店長が這々の体で引き下がると、《狂刃》は、「ルル」に向き直った。
「……帰るぞ」
その言葉に。
「ルル」は、きょとんと目を瞬かせた。
「……帰る?」
まるで、意味がわからないとでも言うように。
「なぜですか?……僕、不要なのに」
――空気が、凍った。
「……は?」
《狂刃》の声が掠れる。
「……何で、そうなるの」
《毒蛇》の青い瞳が揺れた。
だが、「ルル」は本当に理解できない様子で、首を傾げる。
「……あの襲撃は、僕が原因なんですよね?」
その瞬間、二人の視線が《教授》を射貫いた。
《教授》はゆっくりと首を振り、「ルル」の目を見る。
「……そういう意図ではなかった」
「……?でも」
「ルル」は、困ったように三人を見た。
「任務にも出るなと言われましたし、お二人にもずっと守ってもらってばかりで」
――そして。
「迷惑をかけるくらいなら、いない方がいいですよね?」
その言葉は――あまりにも、自然だった。
怒りも、哀しみも、恨みもない。
ただ、そう信じて、疑っていないかのように。
「……何でだよ」
《狂刃》が、唸るように呟いた。
だが、それ以上言葉にならない。
《毒蛇》は、目を見開き――何も言えずに、目を伏せた。
「……」
《教授》が、静かに息を吐く。
そして、店長を呼んだ。
その目の前で――
鈍い音と共に、重たい金貨が溢れ落ちる。
先程までとは、比較にならない量。
「――この新人を買い取る」
「……はい?」
その宣言に――店長の声が、裏返った。
「ルル」も戸惑ったように《教授》を見る。
「あの、どうして――」
「必要だからだ」
《教授》が、きっぱりと告げた。
「……え?」
「ギルドの私の研究室が、だいぶ雑多になってきた。
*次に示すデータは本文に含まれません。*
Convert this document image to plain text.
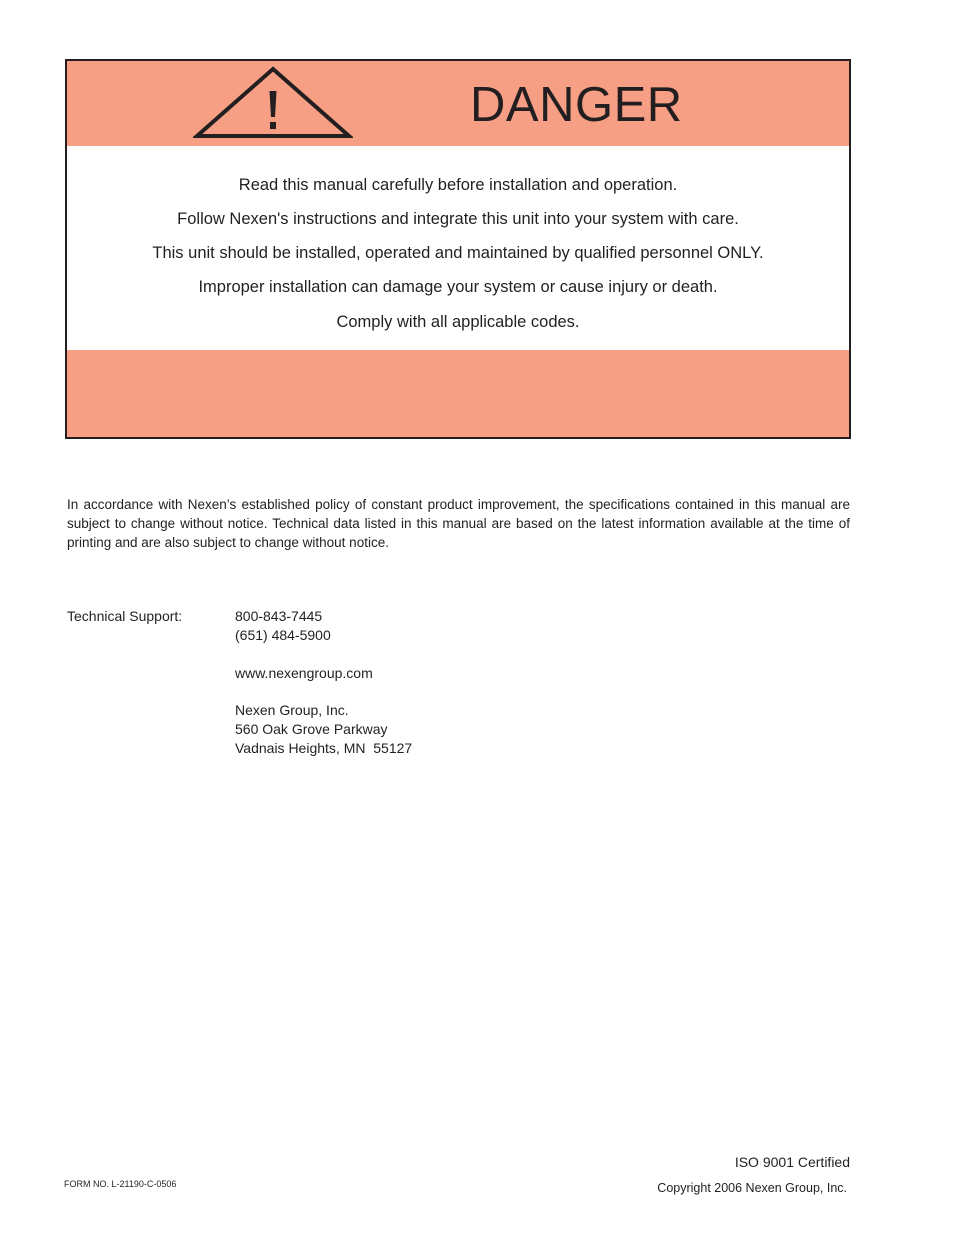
DANGER
Read this manual carefully before installation and operation.
Follow Nexen's instructions and integrate this unit into your system with care.
This unit should be installed, operated and maintained by qualified personnel ONLY.
Improper installation can damage your system or cause injury or death.
Comply with all applicable codes.
In accordance with Nexen’s established policy of constant product improvement, the specifications contained in this manual are subject to change without notice. Technical data listed in this manual are based on the latest information available at the time of printing and are also subject to change without notice.
Technical Support:	800-843-7445
(651) 484-5900
www.nexengroup.com
Nexen Group, Inc.
560 Oak Grove Parkway
Vadnais Heights, MN  55127
ISO 9001 Certified
FORM NO. L-21190-C-0506	Copyright 2006 Nexen Group, Inc.
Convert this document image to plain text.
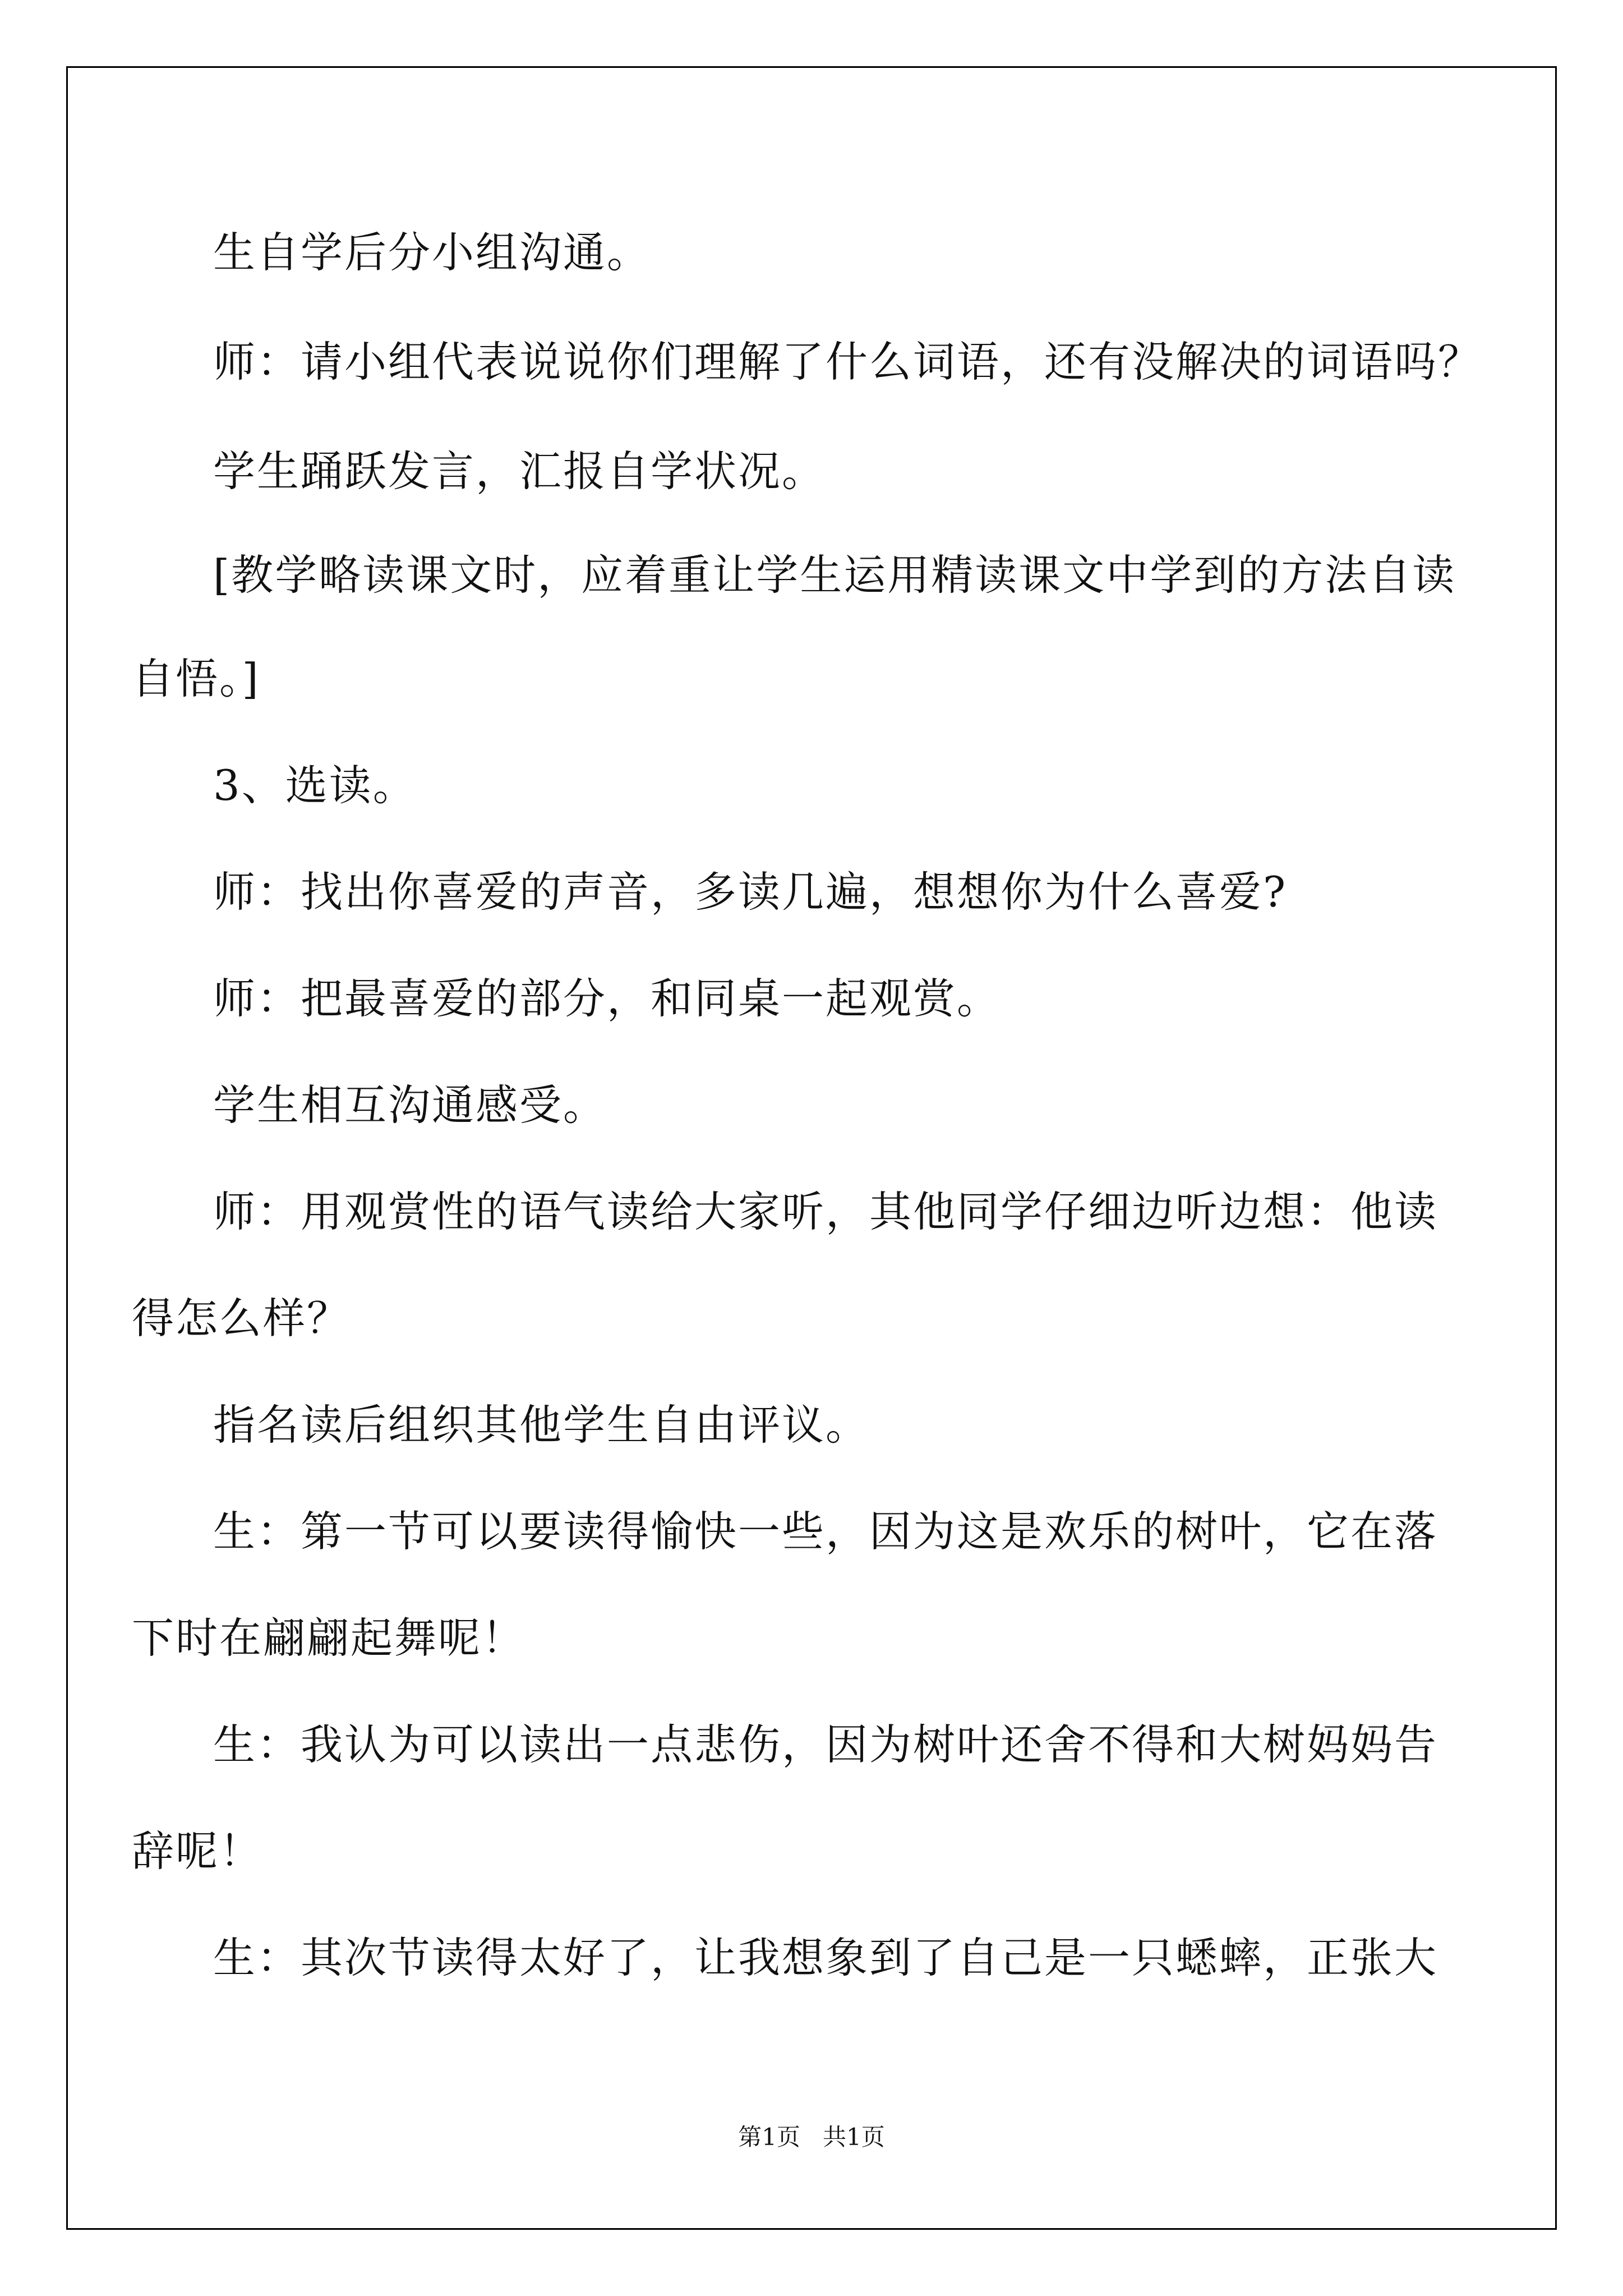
生自学后分小组沟通。
师：请小组代表说说你们理解了什么词语，还有没解决的词语吗？
学生踊跃发言，汇报自学状况。
[教学略读课文时，应着重让学生运用精读课文中学到的方法自读
自悟。]
3、选读。
师：找出你喜爱的声音，多读几遍，想想你为什么喜爱?
师：把最喜爱的部分，和同桌一起观赏。
学生相互沟通感受。
师：用观赏性的语气读给大家听，其他同学仔细边听边想：他读
得怎么样？
指名读后组织其他学生自由评议。
生：第一节可以要读得愉快一些，因为这是欢乐的树叶，它在落
下时在翩翩起舞呢！
生：我认为可以读出一点悲伤，因为树叶还舍不得和大树妈妈告
辞呢！
生：其次节读得太好了，让我想象到了自己是一只蟋蟀，正张大
第1页 共1页
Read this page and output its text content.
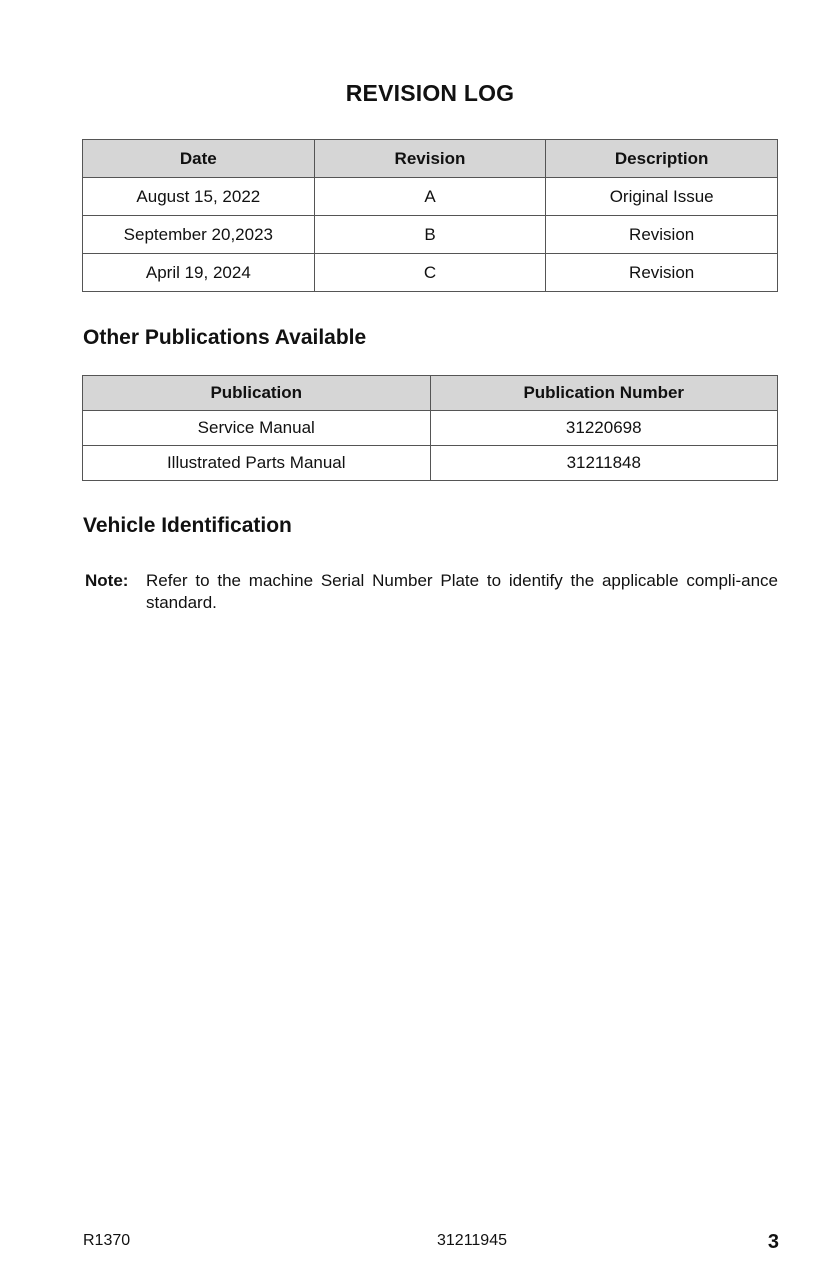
REVISION LOG
Date	Revision	Description
August 15, 2022	A	Original Issue
September 20,2023	B	Revision
April 19, 2024	C	Revision
Other Publications Available
Publication	Publication Number
Service Manual	31220698
Illustrated Parts Manual	31211848
Vehicle Identification
Note:	Refer to the machine Serial Number Plate to identify the applicable compli-ance standard.
R1370	31211945	3
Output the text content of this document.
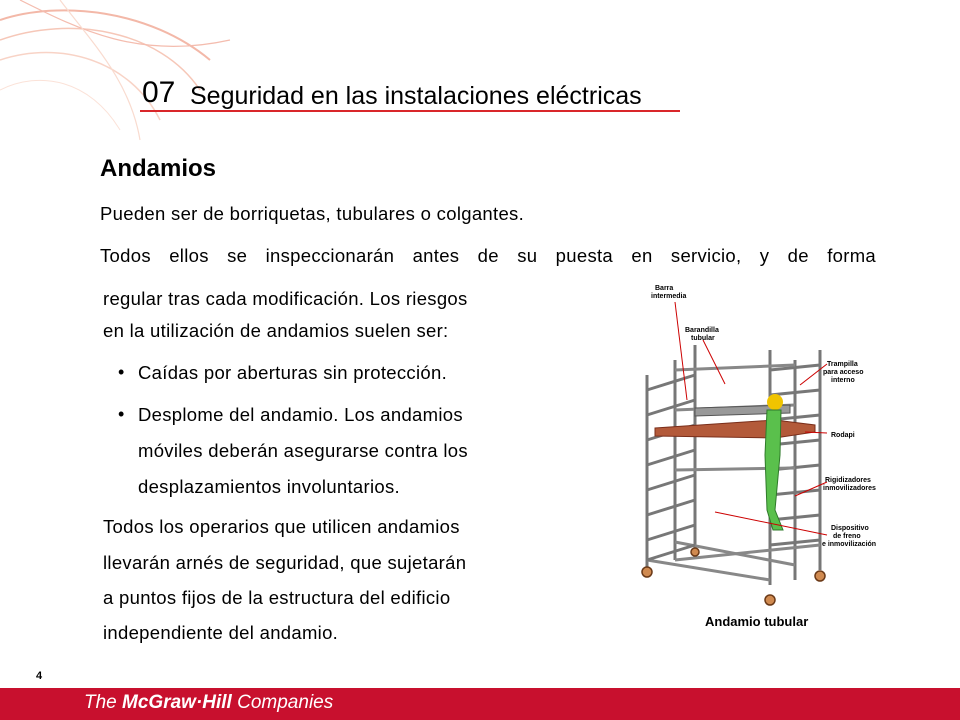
07 Seguridad en las instalaciones eléctricas
Andamios
Pueden ser de borriquetas, tubulares o colgantes.
Todos ellos se inspeccionarán antes de su puesta en servicio, y de forma
regular tras cada modificación. Los riesgos
en la utilización de andamios suelen ser:
• Caídas por aberturas sin protección.
• Desplome del andamio. Los andamios
móviles deberán asegurarse contra los
desplazamientos involuntarios.
Todos los operarios que utilicen andamios
llevarán arnés de seguridad, que sujetarán
a puntos fijos de la estructura del edificio
independiente del andamio.
Barra
intermedia
Barandilla
tubular
Trampilla
para acceso
interno
Rodapi
Rigidizadores
inmovilizadores
Dispositivo
de freno
e inmovilización
Andamio tubular
4
The McGraw·Hill Companies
ちょうど助手をつけようと思っていたところだ」
「あの、ちょっとお客様?そんなこと勝手に言われましても……」
「足りないならば、好きに金額を言え。言い値で買い取る」
《教授》の声には、何の躊躇いもない。
後ろから、《狂刃》と《毒蛇》が、無言で店長を威圧する。
「いえ、けっこうです……こちらで、十分でございます……」
「頭のおかしい客」を見る目で、恐怖に顔をひきつらせながら、店長は承諾した。